Refugees and other witnesses have told journalists of Hutus being massacred by Kabila’s troops during the war, including accounts of thousands being attacked at a bridge just north of Shabunda.
Kabila’s government denies the charges. And as the war’s memories give way to the daily struggle to survive, the stories seem as remote as the isolated jungle village.
During the weighty midday heat, the refugees are the few people out, sitting under the pergolas or on the grass near the Save the Children office. Most villagers take refuge in the cool interiors of their mud huts.
The roar of a security motorcycle is the only thing to break the lazy quiet of midday.
“Carl Lewis,” as the security officer is known, is out and about on his brand new bright red four-wheeled tractor bike, letting residents and their journalist visitors know that the security apparatus of Kabila’s Alliance of Democratic Forces for the Liberation of Congo is in place here too.
“We are here for your security,” he tells the journalists several times, meaning he wants to keep them in sight.
Carl Lewis’ bike, another red security bike and an aid agency pickup are the only vehicles in Shabunda.

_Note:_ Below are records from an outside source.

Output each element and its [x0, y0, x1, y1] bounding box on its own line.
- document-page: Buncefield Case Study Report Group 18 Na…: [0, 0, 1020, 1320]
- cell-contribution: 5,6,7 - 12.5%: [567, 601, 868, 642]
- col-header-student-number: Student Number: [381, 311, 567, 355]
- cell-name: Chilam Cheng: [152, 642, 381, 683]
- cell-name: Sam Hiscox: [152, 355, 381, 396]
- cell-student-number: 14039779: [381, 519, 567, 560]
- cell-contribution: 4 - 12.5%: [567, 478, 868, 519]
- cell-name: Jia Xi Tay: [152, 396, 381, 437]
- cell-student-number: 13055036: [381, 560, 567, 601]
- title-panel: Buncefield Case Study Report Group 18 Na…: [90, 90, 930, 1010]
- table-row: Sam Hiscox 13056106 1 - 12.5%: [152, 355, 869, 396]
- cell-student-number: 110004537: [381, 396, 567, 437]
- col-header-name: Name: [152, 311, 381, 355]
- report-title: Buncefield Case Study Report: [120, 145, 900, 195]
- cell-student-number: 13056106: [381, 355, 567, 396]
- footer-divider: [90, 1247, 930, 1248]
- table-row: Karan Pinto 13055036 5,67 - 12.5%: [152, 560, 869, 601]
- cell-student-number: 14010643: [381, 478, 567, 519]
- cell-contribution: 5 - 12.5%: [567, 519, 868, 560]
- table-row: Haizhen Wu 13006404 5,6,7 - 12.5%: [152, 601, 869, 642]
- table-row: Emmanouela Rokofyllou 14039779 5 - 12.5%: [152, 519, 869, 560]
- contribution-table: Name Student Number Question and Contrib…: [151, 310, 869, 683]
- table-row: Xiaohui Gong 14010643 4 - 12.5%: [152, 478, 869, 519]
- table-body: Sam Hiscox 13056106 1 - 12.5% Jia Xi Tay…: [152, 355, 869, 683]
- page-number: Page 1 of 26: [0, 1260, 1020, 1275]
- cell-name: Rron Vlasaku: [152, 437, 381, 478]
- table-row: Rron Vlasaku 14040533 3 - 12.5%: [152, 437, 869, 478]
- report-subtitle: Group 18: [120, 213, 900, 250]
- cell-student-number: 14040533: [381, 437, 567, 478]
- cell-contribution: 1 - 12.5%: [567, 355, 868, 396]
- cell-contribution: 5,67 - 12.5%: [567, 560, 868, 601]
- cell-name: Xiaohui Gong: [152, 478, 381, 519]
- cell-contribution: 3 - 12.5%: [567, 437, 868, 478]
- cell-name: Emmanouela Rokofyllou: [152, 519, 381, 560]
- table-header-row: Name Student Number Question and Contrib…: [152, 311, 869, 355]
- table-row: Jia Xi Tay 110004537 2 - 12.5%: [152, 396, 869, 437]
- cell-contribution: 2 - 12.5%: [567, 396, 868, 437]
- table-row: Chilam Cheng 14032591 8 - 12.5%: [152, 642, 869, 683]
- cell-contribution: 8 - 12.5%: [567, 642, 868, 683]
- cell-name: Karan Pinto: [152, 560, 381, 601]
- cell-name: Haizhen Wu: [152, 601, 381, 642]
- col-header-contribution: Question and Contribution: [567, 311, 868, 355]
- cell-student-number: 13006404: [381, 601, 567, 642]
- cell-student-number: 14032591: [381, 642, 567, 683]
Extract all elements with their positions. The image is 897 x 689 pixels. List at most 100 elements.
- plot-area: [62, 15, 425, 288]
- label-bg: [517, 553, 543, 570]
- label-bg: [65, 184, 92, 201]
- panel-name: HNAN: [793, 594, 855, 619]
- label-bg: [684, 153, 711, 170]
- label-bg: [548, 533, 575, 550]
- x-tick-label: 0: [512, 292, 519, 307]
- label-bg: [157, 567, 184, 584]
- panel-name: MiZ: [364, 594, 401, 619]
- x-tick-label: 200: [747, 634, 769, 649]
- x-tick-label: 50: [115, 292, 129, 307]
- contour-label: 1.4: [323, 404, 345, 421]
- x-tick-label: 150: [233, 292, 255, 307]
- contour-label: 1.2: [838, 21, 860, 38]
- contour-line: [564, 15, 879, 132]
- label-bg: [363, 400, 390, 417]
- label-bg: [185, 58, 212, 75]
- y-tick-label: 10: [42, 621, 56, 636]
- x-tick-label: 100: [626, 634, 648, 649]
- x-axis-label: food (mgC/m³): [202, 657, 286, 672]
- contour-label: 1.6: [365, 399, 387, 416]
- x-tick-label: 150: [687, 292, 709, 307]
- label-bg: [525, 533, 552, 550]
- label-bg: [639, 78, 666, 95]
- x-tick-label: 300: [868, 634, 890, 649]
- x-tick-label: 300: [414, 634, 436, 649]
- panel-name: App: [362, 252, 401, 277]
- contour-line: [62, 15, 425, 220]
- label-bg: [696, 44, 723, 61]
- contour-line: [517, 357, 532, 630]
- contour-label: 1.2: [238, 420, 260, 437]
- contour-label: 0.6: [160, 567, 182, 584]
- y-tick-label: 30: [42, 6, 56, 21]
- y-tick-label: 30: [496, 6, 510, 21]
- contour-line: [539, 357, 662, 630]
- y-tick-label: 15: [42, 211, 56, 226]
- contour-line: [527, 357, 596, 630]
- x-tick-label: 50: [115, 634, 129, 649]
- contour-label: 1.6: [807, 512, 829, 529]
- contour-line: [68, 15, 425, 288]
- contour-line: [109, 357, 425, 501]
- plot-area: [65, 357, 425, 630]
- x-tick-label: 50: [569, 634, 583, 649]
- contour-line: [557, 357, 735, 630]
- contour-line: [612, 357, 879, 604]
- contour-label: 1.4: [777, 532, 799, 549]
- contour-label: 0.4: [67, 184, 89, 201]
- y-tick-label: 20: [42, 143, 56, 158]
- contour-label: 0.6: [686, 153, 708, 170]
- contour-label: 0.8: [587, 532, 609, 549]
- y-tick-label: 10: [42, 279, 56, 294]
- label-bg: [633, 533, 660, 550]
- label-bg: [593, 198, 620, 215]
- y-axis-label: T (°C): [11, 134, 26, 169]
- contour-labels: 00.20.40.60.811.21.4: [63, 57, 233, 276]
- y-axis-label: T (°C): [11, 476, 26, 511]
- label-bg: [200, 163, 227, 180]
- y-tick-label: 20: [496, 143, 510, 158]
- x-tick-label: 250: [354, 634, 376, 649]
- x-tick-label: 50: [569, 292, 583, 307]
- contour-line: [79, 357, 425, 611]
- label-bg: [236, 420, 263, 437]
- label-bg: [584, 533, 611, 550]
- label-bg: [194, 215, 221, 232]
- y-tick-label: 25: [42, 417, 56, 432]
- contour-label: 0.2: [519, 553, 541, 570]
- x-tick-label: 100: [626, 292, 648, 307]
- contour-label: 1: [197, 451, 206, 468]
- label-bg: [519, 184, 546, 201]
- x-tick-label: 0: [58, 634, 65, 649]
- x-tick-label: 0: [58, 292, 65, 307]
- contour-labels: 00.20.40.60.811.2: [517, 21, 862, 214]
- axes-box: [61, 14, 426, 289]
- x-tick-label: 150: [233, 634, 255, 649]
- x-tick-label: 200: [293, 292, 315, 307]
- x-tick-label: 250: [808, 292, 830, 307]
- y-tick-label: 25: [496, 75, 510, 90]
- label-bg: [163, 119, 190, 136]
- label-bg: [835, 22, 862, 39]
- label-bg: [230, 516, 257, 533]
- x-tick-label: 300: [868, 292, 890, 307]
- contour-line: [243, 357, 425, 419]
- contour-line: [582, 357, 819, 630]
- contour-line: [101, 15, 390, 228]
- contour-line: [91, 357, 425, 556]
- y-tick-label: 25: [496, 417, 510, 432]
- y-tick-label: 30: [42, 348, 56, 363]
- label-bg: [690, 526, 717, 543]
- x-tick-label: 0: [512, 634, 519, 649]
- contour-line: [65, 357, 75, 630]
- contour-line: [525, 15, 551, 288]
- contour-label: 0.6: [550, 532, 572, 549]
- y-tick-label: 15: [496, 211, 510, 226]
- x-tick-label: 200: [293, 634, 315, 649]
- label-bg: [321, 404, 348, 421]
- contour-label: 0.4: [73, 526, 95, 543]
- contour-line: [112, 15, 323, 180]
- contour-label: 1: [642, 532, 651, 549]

When the sun begins to drift behind the surrounding forest, young men venture out to play volleyball. The women head to the water taps to fill their yellow cans again.
As afternoon turns to twilight and then dusk, the vast African sky takes on a rich, dark glow, and chattering voices compete with the sounds of crickets and frogs in the cooling air.
In the village center, a few small shops selling household goods remain open. A tailor sits outside with his sewing machine, mending a tear by the glow of a kerosene lamp. Rhythmic soukouss music plays on a tape deck.
Slowly the voices settle, and the sounds of the forest take over the night and Shabunda.